Do Patterns of Demographics Influence Which Neighborhood is Gentrificatied?
Back in the 1960s, Williamsburg, Brooklyn was a manufacturing hub that lacked glamour, but promised labor to thousands of lower income residents. The neighborhood attracted large amounts of Latin American immigrants and developments of public housing projects. However, with the decline of manufacturing in the 1990s, many were left unemployed mounting to the social ills of the time: poverty, racism, poor health care and inadequate education. With walls and roads ridden with decay, it most definitely is a far cry from today’s bustling hipster and artist haven.
However, the unfortunate side effect to the massive influx of educated millennials is the soaring rent prices. The growth of demand had started to displace poorer, underprivileged residents in the community; this has forced many to live out in the suburbs, even further away from the city where many earn wages to survive paycheck to paycheck. While this is the two-sided coin of urban development, we must ask: why did Williamsburg, with Myrtle Avenue nicknamed “Murder Avenue”, suddenly boom as opposed to Flatbush, Canarsie, or Bed Stuyvesant? What clicked that made real estate developers start to look at the area as prime for gentrification this past decade? I sought to answer these questions by looking at the demographic data of New York communities from 2005 – 2014.

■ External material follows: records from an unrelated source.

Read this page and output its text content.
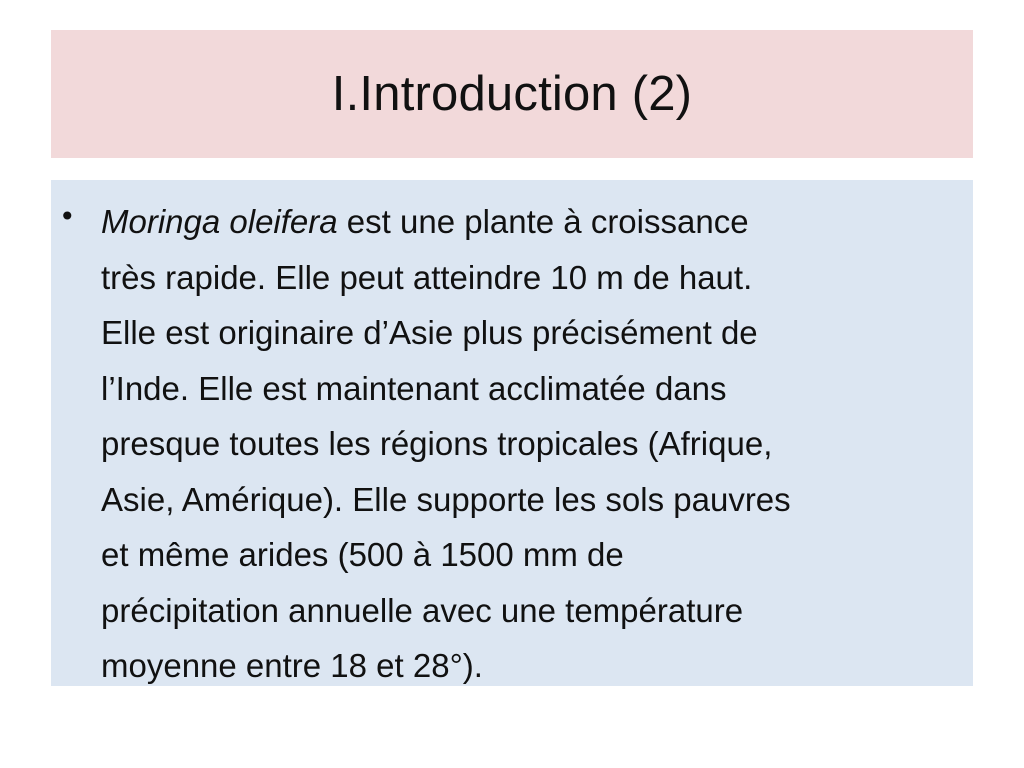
I.Introduction (2)
• Moringa oleifera est une plante à croissance
très rapide. Elle peut atteindre 10 m de haut.
Elle est originaire d’Asie plus précisément de
l’Inde. Elle est maintenant acclimatée dans
presque toutes les régions tropicales (Afrique,
Asie, Amérique). Elle supporte les sols pauvres
et même arides (500 à 1500 mm de
précipitation annuelle avec une température
moyenne entre 18 et 28°).
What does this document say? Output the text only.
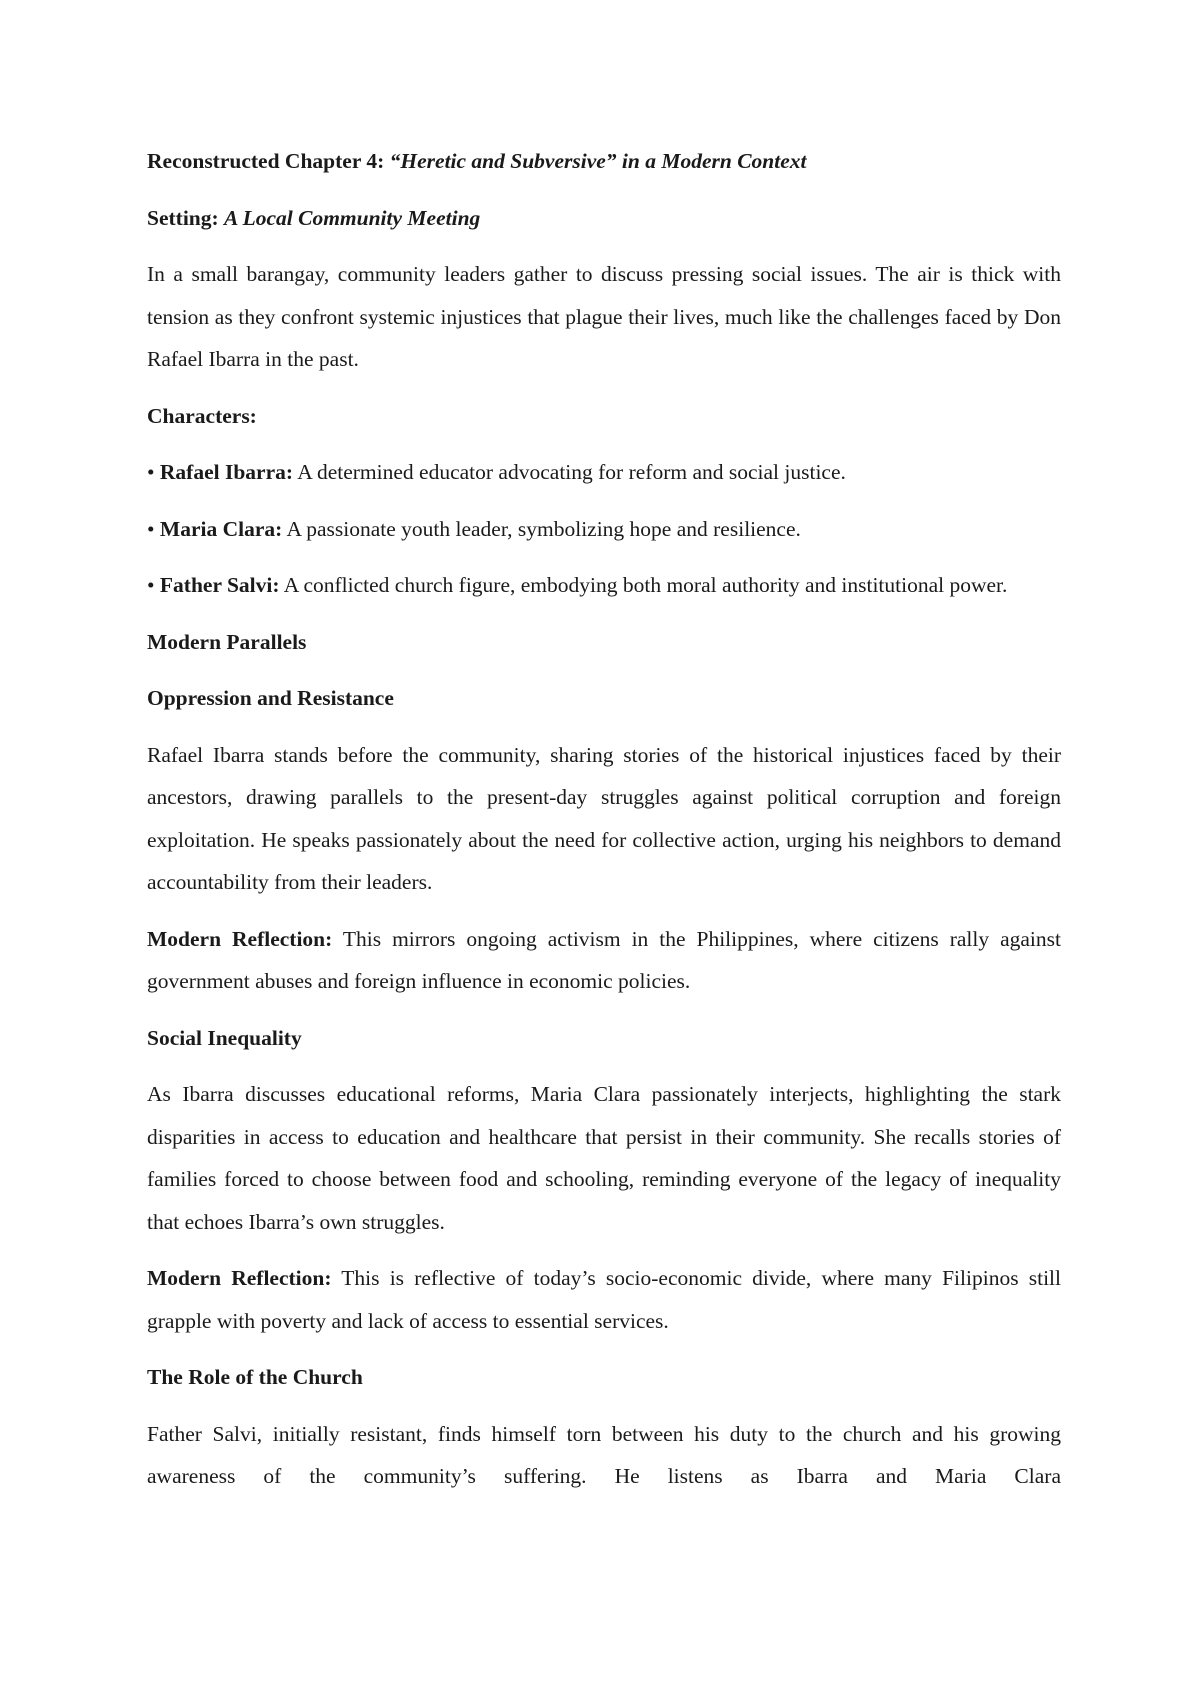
Reconstructed Chapter 4: “Heretic and Subversive” in a Modern Context
Setting: A Local Community Meeting
In a small barangay, community leaders gather to discuss pressing social issues. The air is thick with tension as they confront systemic injustices that plague their lives, much like the challenges faced by Don Rafael Ibarra in the past.
Characters:
• Rafael Ibarra: A determined educator advocating for reform and social justice.
• Maria Clara: A passionate youth leader, symbolizing hope and resilience.
• Father Salvi: A conflicted church figure, embodying both moral authority and institutional power.
Modern Parallels
Oppression and Resistance
Rafael Ibarra stands before the community, sharing stories of the historical injustices faced by their ancestors, drawing parallels to the present-day struggles against political corruption and foreign exploitation. He speaks passionately about the need for collective action, urging his neighbors to demand accountability from their leaders.
Modern Reflection: This mirrors ongoing activism in the Philippines, where citizens rally against government abuses and foreign influence in economic policies.
Social Inequality
As Ibarra discusses educational reforms, Maria Clara passionately interjects, highlighting the stark disparities in access to education and healthcare that persist in their community. She recalls stories of families forced to choose between food and schooling, reminding everyone of the legacy of inequality that echoes Ibarra’s own struggles.
Modern Reflection: This is reflective of today’s socio-economic divide, where many Filipinos still grapple with poverty and lack of access to essential services.
The Role of the Church
Father Salvi, initially resistant, finds himself torn between his duty to the church and his growing awareness of the community’s suffering. He listens as Ibarra and Maria Clara
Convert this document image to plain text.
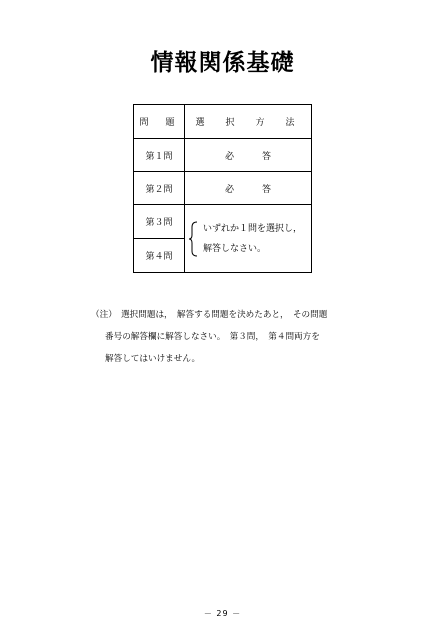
情報関係基礎
問　題	選　択　方　法
第１問	必 答

第２問	必 答

第３問	いずれか１問を選択し，
解答しなさい。

第４問	
（注）　選択問題は，　解答する問題を決めたあと，　その問題
番号の解答欄に解答しなさい。　第３問，　第４問両方を
解答してはいけません。
－ 29 －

The American Community Survey (ACS) provides 1-year, 3-year, and 5-year estimates between the decennial census. The level of geography I used was called PUMA (Public Use Microdata Areas) - PUMAs are 5-digit codes, used to describe population zones of around 100,000 people. It was first developed for use in the Census and ACS. There is a cooperative program between the Census Bureau and the states that allows local input to suggest boundaries for them.
The source file contains individual responses for summary:
I summarized them by counting categorical values and taking the median of the values by PUMA to create the working set of data:
Page 1: PUMA Dictionary
The first part of my Shiny application is a table that allows you to understand which zones each PUMA represents. If you’re interested in a certain neighborhood, you may search for it, or find it manually with sort and next page.
Page 2: Comparison Chart
The second part of my application is a dynamic line chart that allows you to select which PUMAs of interest and which variables you would like to compare. For example, the chart below shows the change in household income between PUMAs 04008, 03805, and 03802:
Page 3: Variable Map
Sometimes it is of interest to see the changes geographically – perhaps the demographics of nearby PUMAs or neighborhoods have a domino effect to start gentrification. The third part of my application allows you to visualize these with an overlaying map, year slider, and variable selector.
The following codes were used to create the Shiny Application:
If we compare neighborhoods that were gentrified, and those that didn’t succeed in gentrification, we may be able to see any potential factors. I first sorted the PUMA listing by difference in housing growth between 2005 and 2014; this will allow us to see which neighborhoods developed the most, and which neighborhoods lagged behind in development.
Some of the top ten are what we expected: Williamsburg, Cobble Hill, Long Island City, etc., neighborhoods with very noticeable revitalization. On the bottom tier, we mostly have poorer neighborhoods in the Bronx and Brooklyn, such as Bronxdale and East New York. I’ve colored our two groups of Gentrified and unable to Gentrify as Blue and Red respectively.
Race and Household Type
By plotting time series plots, we may be able to see if there is a tipping point at where a neighborhood becomes gentrified. Gentrification is traditionally defined by the influx of educated white millennials (age range lower 20s – mid 30s). I plotted the growth of white populations and married households within the two groups (Gentrified as Green, while Unable to Gentrify as Purple). With the white race, all the gentrified neighborhoods have always had at least 40% white population. However, there are also poorer neighborhoods with a large population of white people (see Brighton Beach). Likewise, nothing notable can be seen in the married household demographic. Both results are inconclusive.
The above graph plots population with a bachelor’s degree and above. Education had the clearest distinction. All of the gentrified neighborhoods (blue) have at least 30% with a college degree. Williamsburg (lowest blue line) was at the bottom early in 2008, but started increasing dramatically in 2010. This shows that education may be a potential factor in determining neighborhood development.
If we do find that education is the main primer that attracts developers, then funding into neighborhood education is of utmost importance. In order to preserve the local community, the city may also have to figure out ways to improve local education and housing strategies that do not displace longtime residents. Whether this is the case, further sociological and urban development studies will be needed. This is an issue we have yet to solve today - the reverse urban sprawl of the educated and wealthy moving into cities, and the underprivileged moving out to suburbs; By moving locals further from their workplace and community programs, gentrification all in all increases the barriers for equality. Current strategies in place by the government are rent controlled housing, and in the future subsidized technical education – both of which sound excellent for protecting the poor. New York City is and has always been a melting pot city; I would love to see it develop symbiotically, with both the locals and newcomers hand in hand.